La réforme du secteur de l’information et de la communication vise à préserver la liberté de la presse et à renforcer les droits des travailleurs des médias, a souligné le rapport publié, vendredi, par le ministère de la Communication, des Télécommunications et du Numérique,selon un communiqué parcouru par l’Aps

Les « importantes initiatives » du ministre en charge du secteur des médias ont pour objectif de « faire évoluer le cadre légal en le rendant beaucoup plus favorable à la liberté de la presse, à l’intégrité de l’information, à la protection des consommateurs, ainsi qu’au renforcement des contenus et au respect des droits des travailleurs du secteur des médias », lit-on dans ce document.

Ce rapport, qui est la résultante d’une étude faite entre avril 2024 et avril 2025, présente un diagnostic du secteur des médias et propose des solutions pour son développement.
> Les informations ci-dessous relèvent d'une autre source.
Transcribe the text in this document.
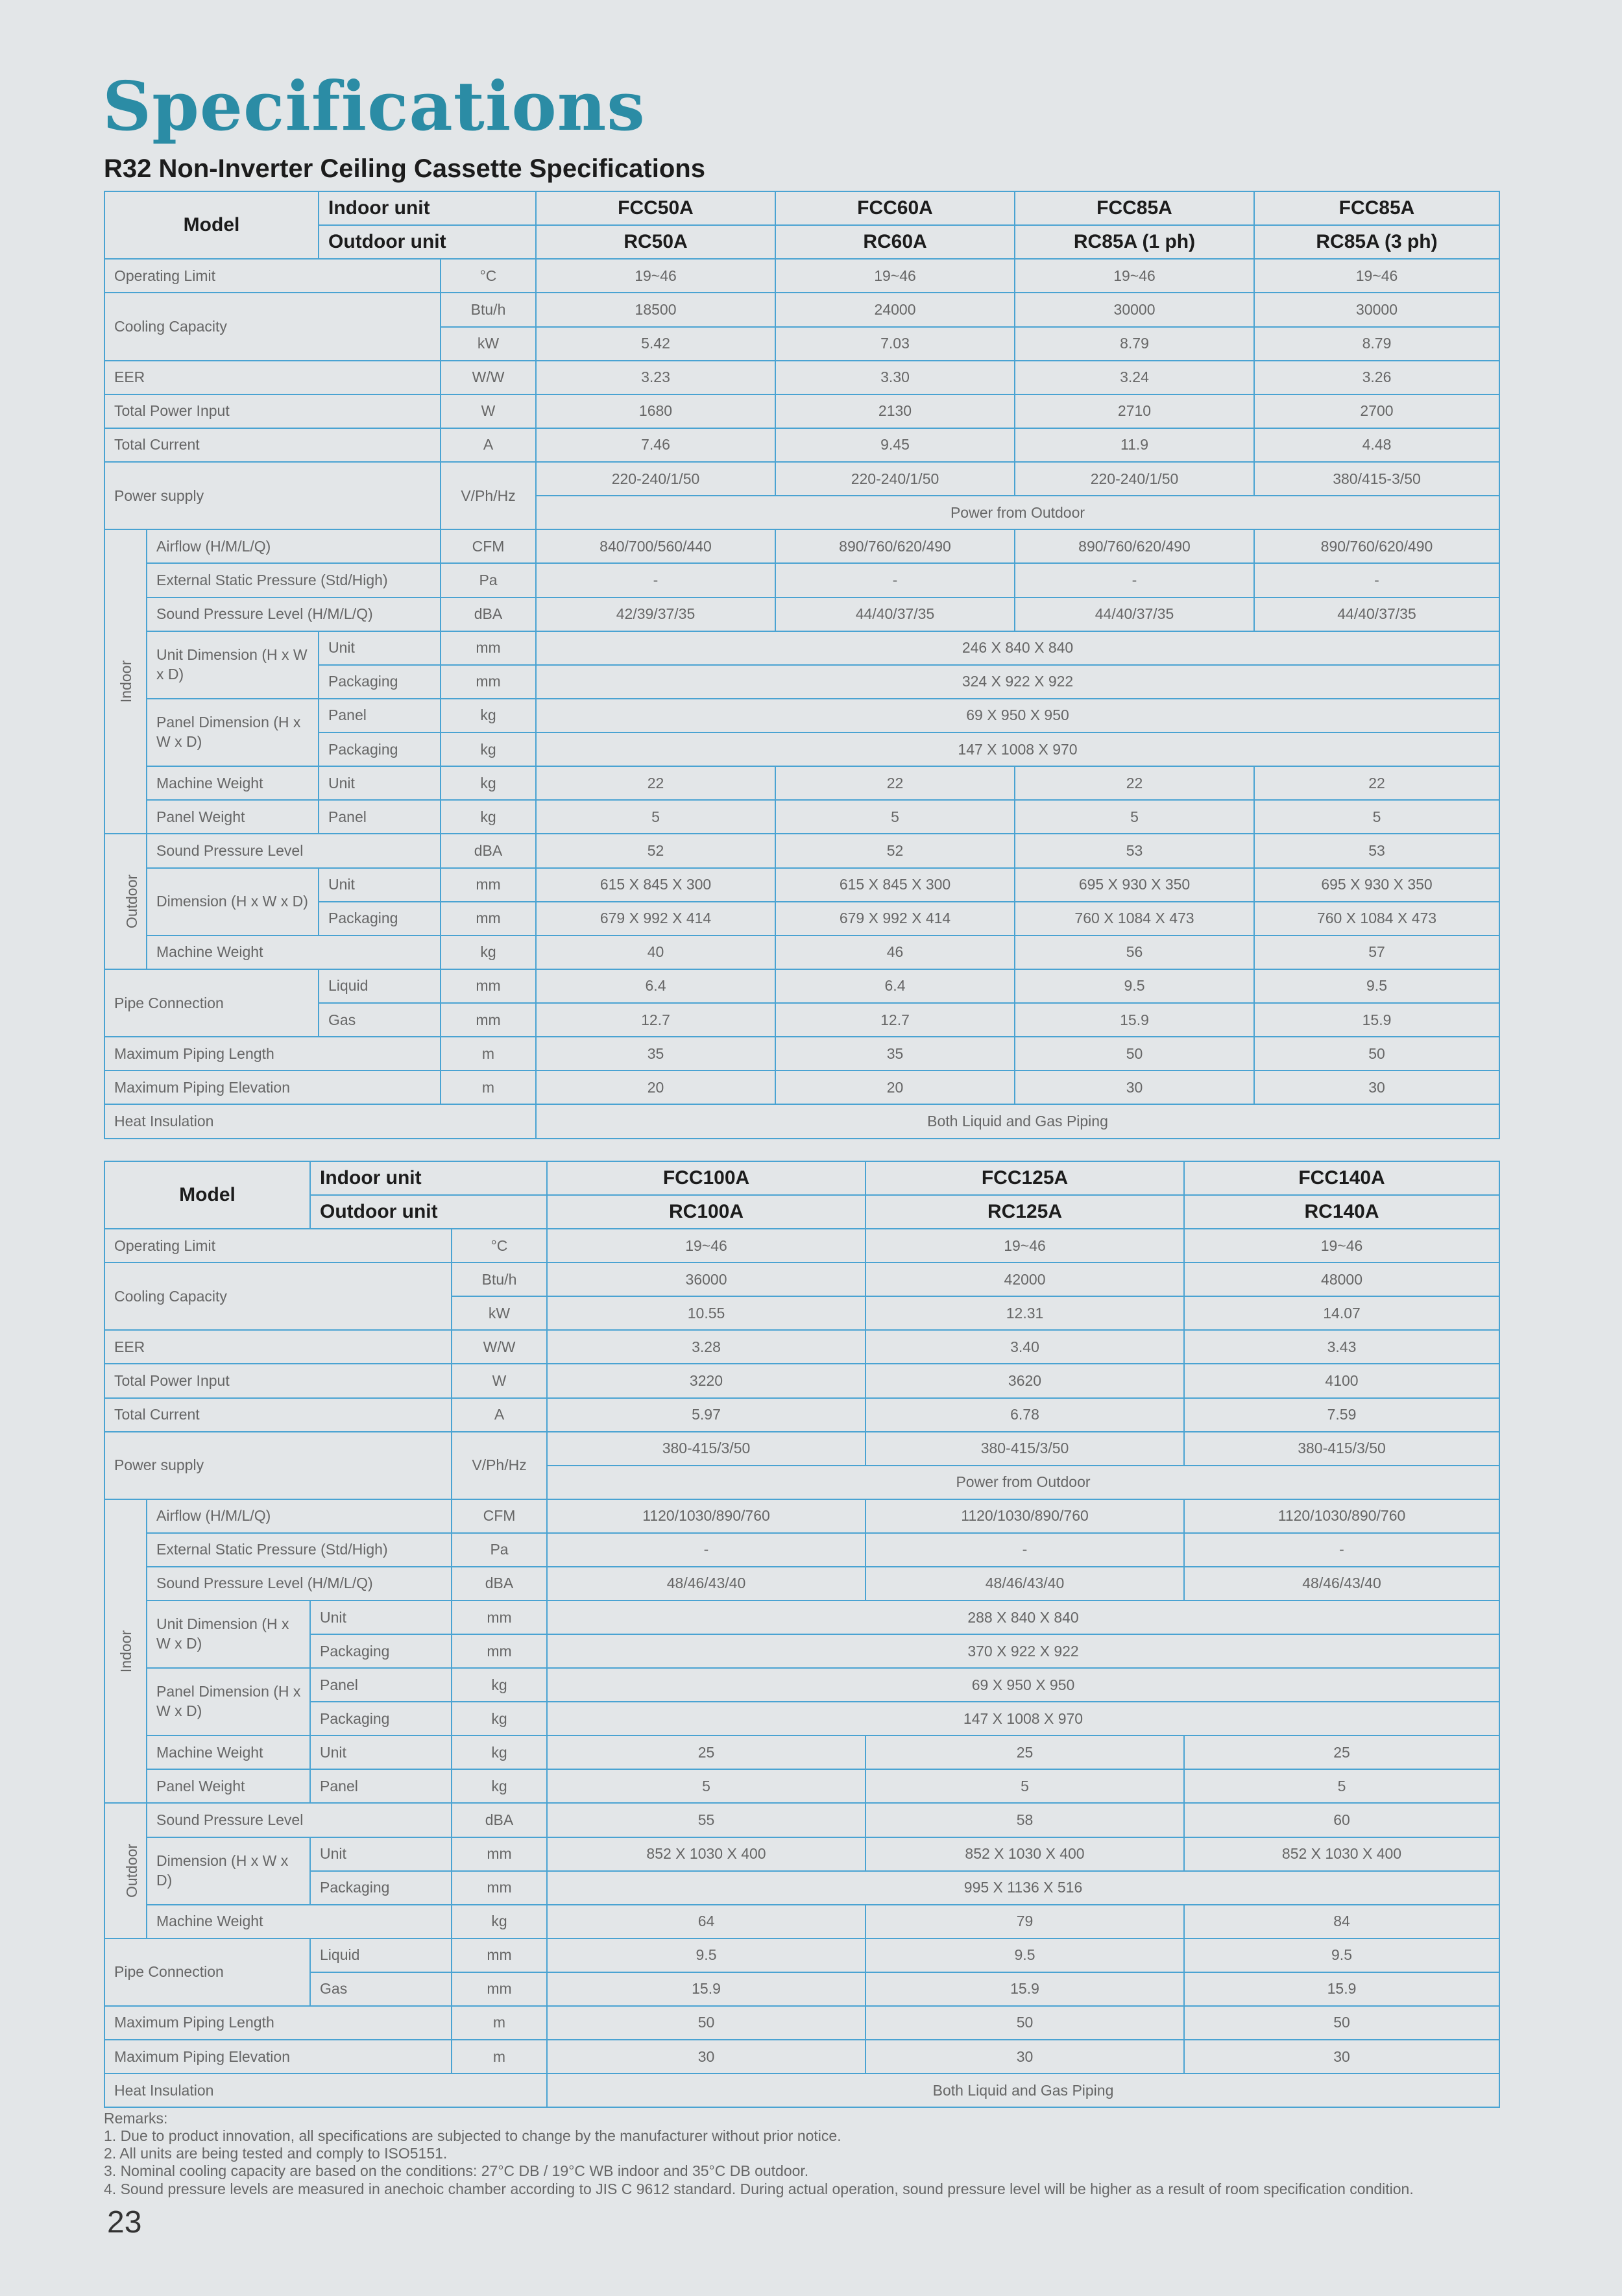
Specifications
R32 Non-Inverter Ceiling Cassette Specifications
Model		Indoor unit		FCC50A	FCC60A	FCC85A	FCC85A
		Outdoor unit		RC50A	RC60A	RC85A (1 ph)	RC85A (3 ph)
Operating Limit			°C	19~46	19~46	19~46	19~46
Cooling Capacity			Btu/h	18500	24000	30000	30000
			kW	5.42	7.03	8.79	8.79
EER			W/W	3.23	3.30	3.24	3.26
Total Power Input			W	1680	2130	2710	2700
Total Current			A	7.46	9.45	11.9	4.48
Power supply			V/Ph/Hz	220-240/1/50	220-240/1/50	220-240/1/50	380/415-3/50
				Power from Outdoor			
Indoor	Airflow (H/M/L/Q)		CFM	840/700/560/440	890/760/620/490	890/760/620/490	890/760/620/490
	External Static Pressure (Std/High)		Pa	-	-	-	-
	Sound Pressure Level (H/M/L/Q)		dBA	42/39/37/35	44/40/37/35	44/40/37/35	44/40/37/35
	Unit Dimension (H x W x D)	Unit	mm	246 X 840 X 840			
		Packaging	mm	324 X 922 X 922			
	Panel Dimension (H x W x D)	Panel	kg	69 X 950 X 950			
		Packaging	kg	147 X 1008 X 970			
	Machine Weight	Unit	kg	22	22	22	22
	Panel Weight	Panel	kg	5	5	5	5
Outdoor	Sound Pressure Level		dBA	52	52	53	53
	Dimension (H x W x D)	Unit	mm	615 X 845 X 300	615 X 845 X 300	695 X 930 X 350	695 X 930 X 350
		Packaging	mm	679 X 992 X 414	679 X 992 X 414	760 X 1084 X 473	760 X 1084 X 473
	Machine Weight		kg	40	46	56	57
Pipe Connection		Liquid	mm	6.4	6.4	9.5	9.5
		Gas	mm	12.7	12.7	15.9	15.9
Maximum Piping Length			m	35	35	50	50
Maximum Piping Elevation			m	20	20	30	30
Heat Insulation				Both Liquid and Gas Piping			
Model		Indoor unit		FCC100A	FCC125A	FCC140A
		Outdoor unit		RC100A	RC125A	RC140A
Operating Limit			°C	19~46	19~46	19~46
Cooling Capacity			Btu/h	36000	42000	48000
			kW	10.55	12.31	14.07
EER			W/W	3.28	3.40	3.43
Total Power Input			W	3220	3620	4100
Total Current			A	5.97	6.78	7.59
Power supply			V/Ph/Hz	380-415/3/50	380-415/3/50	380-415/3/50
				Power from Outdoor		
Indoor	Airflow (H/M/L/Q)		CFM	1120/1030/890/760	1120/1030/890/760	1120/1030/890/760
	External Static Pressure (Std/High)		Pa	-	-	-
	Sound Pressure Level (H/M/L/Q)		dBA	48/46/43/40	48/46/43/40	48/46/43/40
	Unit Dimension (H x W x D)	Unit	mm	288 X 840 X 840		
		Packaging	mm	370 X 922 X 922		
	Panel Dimension (H x W x D)	Panel	kg	69 X 950 X 950		
		Packaging	kg	147 X 1008 X 970		
	Machine Weight	Unit	kg	25	25	25
	Panel Weight	Panel	kg	5	5	5
Outdoor	Sound Pressure Level		dBA	55	58	60
	Dimension (H x W x D)	Unit	mm	852 X 1030 X 400	852 X 1030 X 400	852 X 1030 X 400
		Packaging	mm	995 X 1136 X 516		
	Machine Weight		kg	64	79	84
Pipe Connection		Liquid	mm	9.5	9.5	9.5
		Gas	mm	15.9	15.9	15.9
Maximum Piping Length			m	50	50	50
Maximum Piping Elevation			m	30	30	30
Heat Insulation				Both Liquid and Gas Piping		
Remarks:
1. Due to product innovation, all specifications are subjected to change by the manufacturer without prior notice.
2. All units are being tested and comply to ISO5151.
3. Nominal cooling capacity are based on the conditions: 27°C DB / 19°C WB indoor and 35°C DB outdoor.
4. Sound pressure levels are measured in anechoic chamber according to JIS C 9612 standard. During actual operation, sound pressure level will be higher as a result of room specification condition.
23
Selon le ministre Communication, des Télécommunications et du Numérique, Alioune Sall, cité dans le document, « cette réforme du secteur des médias, engagée par le gouvernement sénégalais sous la nouvelle mandature, marque une étape cruciale vers un cadre médiatique plus équilibré et adapté aux défis actuels ».

Cela passe, selon lui, par l’amélioration cadre réglementaire, notamment, dont la modernisation, « en impliquant les acteurs concernés ». Elle va renforcer la lutte contre la désinformation tout en préservant la liberté et l’intégrité de la presse.

« Au regard de l’évolution rapide du secteur et des nombreux défis auxquels il fait face, sa réforme et le renforcement des textes sont considérés comme une priorité », souligne le rapport.

Le texte ajoute qu’en modernisant les réglementations, en renforçant la lutte contre la désinformation et en impliquant les acteurs concernés, cette réforme cherche à préserver la liberté de la presse tout en garantissant son intégrité.

« L’objectif reste de construire un écosystème médiatique dynamique, respectueux des droits fondamentaux et au service de l’intérêt général », poursuit la source.

Dans cette dynamique, le ministère de la Communication a lancé un recensement des médias opérant au Sénégal afin de vérifier leur conformité aux dispositions légales et réglementaires.

Au terme de cet exercice, le directeur de la Communication, Habibou Dia, faisait savoir, en février dernier, que sur 639 demandes de certification, 258 médias ont été reconnus conformes au Code de la presse.

Au cours d’une conférence de presse, qu’il a animé, ce vendredi, il a déclaré que 400 sur 600 entreprises de presse ne sont pas conformes à la réglementation en vigueur au Sénégal portant, entre autres, sur l’absence d’autorisation conforme pour les structures audiovisuelles (TV et radios), l’absence de couverture sociale (IPRES, IPM), non reversement des impôts, etc.